The World Federation of Occupational Therapists defines Occupational Therapy as a client-centered health profession concerned with promoting health and well-being through occupation.  

The primary goal of School Of Occupational Therapy is to enable undergraduate students learn the best modalities by using recovery capital to assist people with Substance Use Disorder to participate in the activities of daily living.

Reasons:

Lack of daily occupations can adversely affect people with substance Use Disorder because of the effects that substance addiction has on a person's physical, cognitive, and psychosocial health. 

Method:

The School of occupational therapy has graduated about 312 students since its inception in 2003 and has emerged in a unique position to help people struggling to recover from substance addiction, helping re-establish the roles and identities that are most important to them.

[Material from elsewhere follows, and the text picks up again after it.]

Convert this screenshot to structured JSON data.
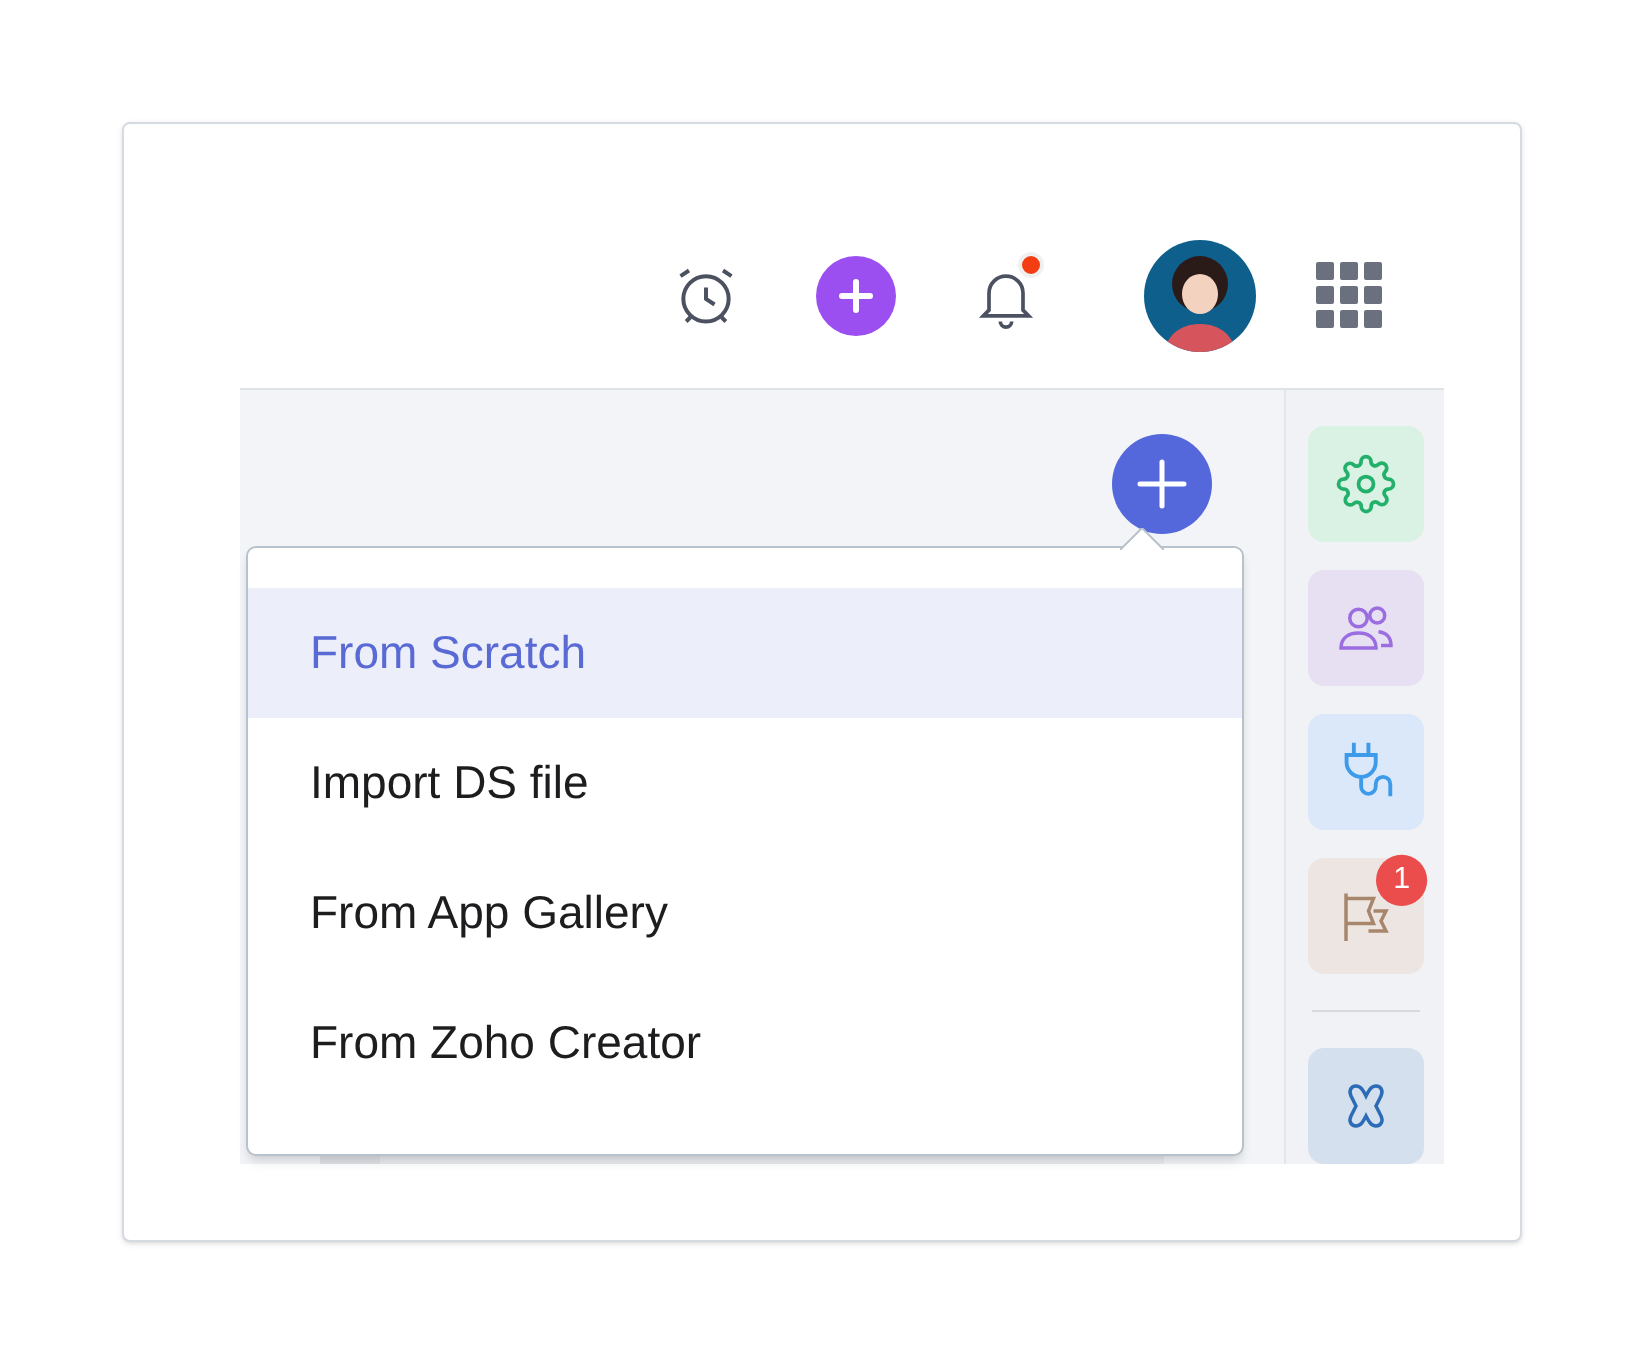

Occupations inextricably bring meaning to our lives; they give a description of who we are and how we feel about ourselves and community.

The effects of substance use disorders on occupational performance are quite enormous; so far, over 50 clients have been helped in recovery.

In conclusion, the roles of training the occupational therapists in Evidence Based Practice in recovery of people with substance use Disorder is enormous.   

  • The cost-effectiveness of naloxone programmes for the treatment of heroin overdoses ‘on the street’ by non-medical staff: the Villa Maraini Foundation experience - Mauro Patti 

The mortality rate of opioid users is 5 to 10 times greater than that of the general population, and the most common cause of death in that case is an overdose. When treated in a timely fashion with the opioid antagonist naloxone, an opioid overdose is rarely lethal. Unfortunately, many opioid overdoses occur in isolated, hidden, inaccessible locations. To circumvent this problem, the Villa Maraini Foundation (Italian Red Cross Agency on Drug) in Rome has created a rescue team called ‘the Street Unit’ to provide basic life support and administer naloxone for the treatment of opioid overdose in urban environments, by non medical staff and former drug users. The aim is to proof the cost-effectiveness Street Unit. 

Method:

By comparing the cost of 90 overdose interventions provided by the Street Unit with the cost of those provided by the Accident & Emergency departments of the Italian National Health System.

Results:

The Street Unit not only successfully treated all overdoses, but also provided a dramatic reduction in costs, ranging from €123,367.05 (best-case scenario) to €203,377.05 (worst-case scenario).